Social Conservatives are- by definition- anti-Libertarian. So it is hardly surprising that time after time the relatively inexperienced candidates supported by the Tea Party Movement have not been able to provide consistent answers to questions that are put to them. As the mid term elections draw night it now seems clear that this lack of coherence will reduce the gains that the Republicans have been hoping to make at the expense of President Obama's Democrats.
Yet the questions that the original Tea Party agenda was asking of the American political establishment remain important and valid. The fact is that on both sides of the Atlantic, the question of where to place the limits of state power is of increasing importance- especially as it becomes clear that the state can no longer fund activities that have hitherto been taken for granted as belonging to the public sphere.
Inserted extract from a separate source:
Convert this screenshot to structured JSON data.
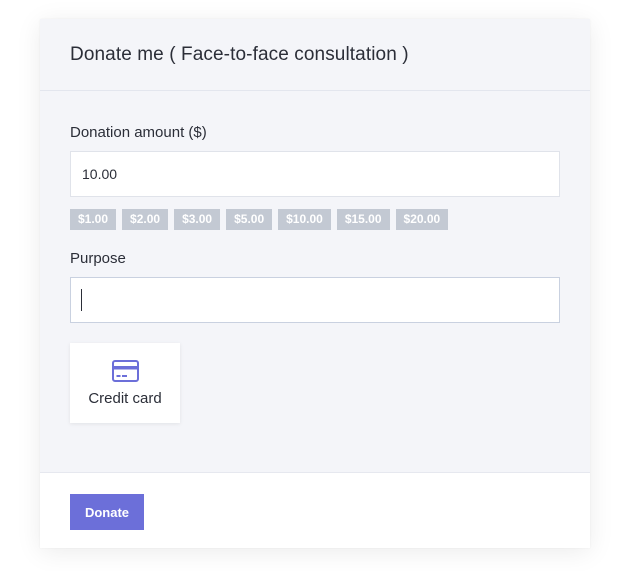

In Europe, the gathering storm of protest in the face of significant reductions in government expenditure does not answer the critical question of why we intend to burden future generations with the costs of our own failure to provide for our welfare in retirement. The baby boomers- retiring in their fifties, but living in many cases into their nineties- have lived lives of ease that were unimaginable to their parents, and it seems will be unimaginable to their posterity. More to the point they have failed to fund the decades of retirement they now regard as their right.
The result is that ever more state funds have been diverted to funding the retired at the expense not only of those in current employment, but also at the expense of necessary strategic projects. The physical infrastructure of both the US and the UK has not been maintained, and new projects such as high speed rail links, which improve the efficiency of the economy for the future have essentially not been funded at all. As China benefits from massive investment in strategic infrastructure, the US and especially the UK fall ever further behind- because of the burden of funding the bankrupt pension system.
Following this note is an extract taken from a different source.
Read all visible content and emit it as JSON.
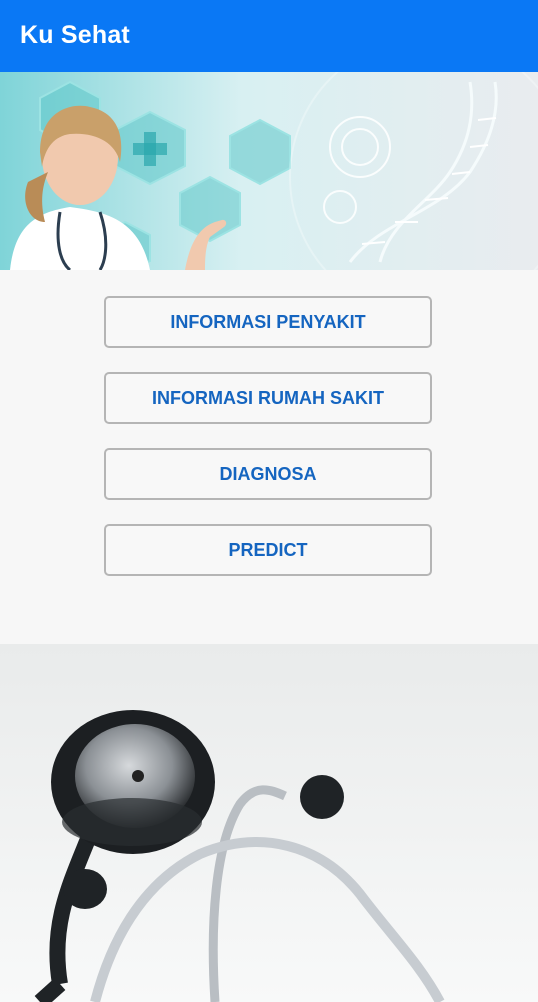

The demands from the British Labour Party to continue the current levels of government expenditure are simply demands to continue stealing from the future to pay for the present. It is wholly irresponsible to maintain "expenditure" when long term strategic investment has had to be cut to the bone.
Thus the problem is not just setting the limits of what the state budget can do- we already understand that we are at or close to those limits. The bigger issue is what the mix of state activity should be. The American Conservatives seek restrictions on behaviour they see as aberrant- gay marriage etc.- and demand that the state actively support causes they see as moral: "the family" etc. British Socialists insist that current expenditure should be maintained, in order to maintain the current level of consumption based economic activity. Yet American Libertarians have a far more consistent approach of limiting the state role, regardless of any given "moral" agenda, and British Liberals would argue that we must make expenditure sacrifices today in order to fund strategic expenditure for tomorrow.
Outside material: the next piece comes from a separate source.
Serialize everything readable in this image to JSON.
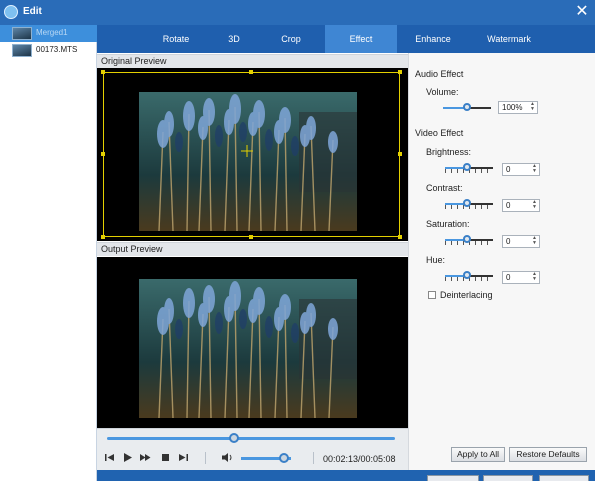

If we continue to allow unfunded pension commitments to grow, then nothing: not strategic projects nor current expenditure can be afforded. We must stop paying for today by leaving tomorrow unfunded- and the sacrifices that we need to make to do this will be substantial.
I suspect that the American Conservatives have already undermined the Tea Party, and although gains may yet come for the Republicans, the real debate is being lost under a welter of Conservative hypocrisy. In the UK we must avoid the distractions offered by Labour and not only reduce government expenditure but also substantially restructure it.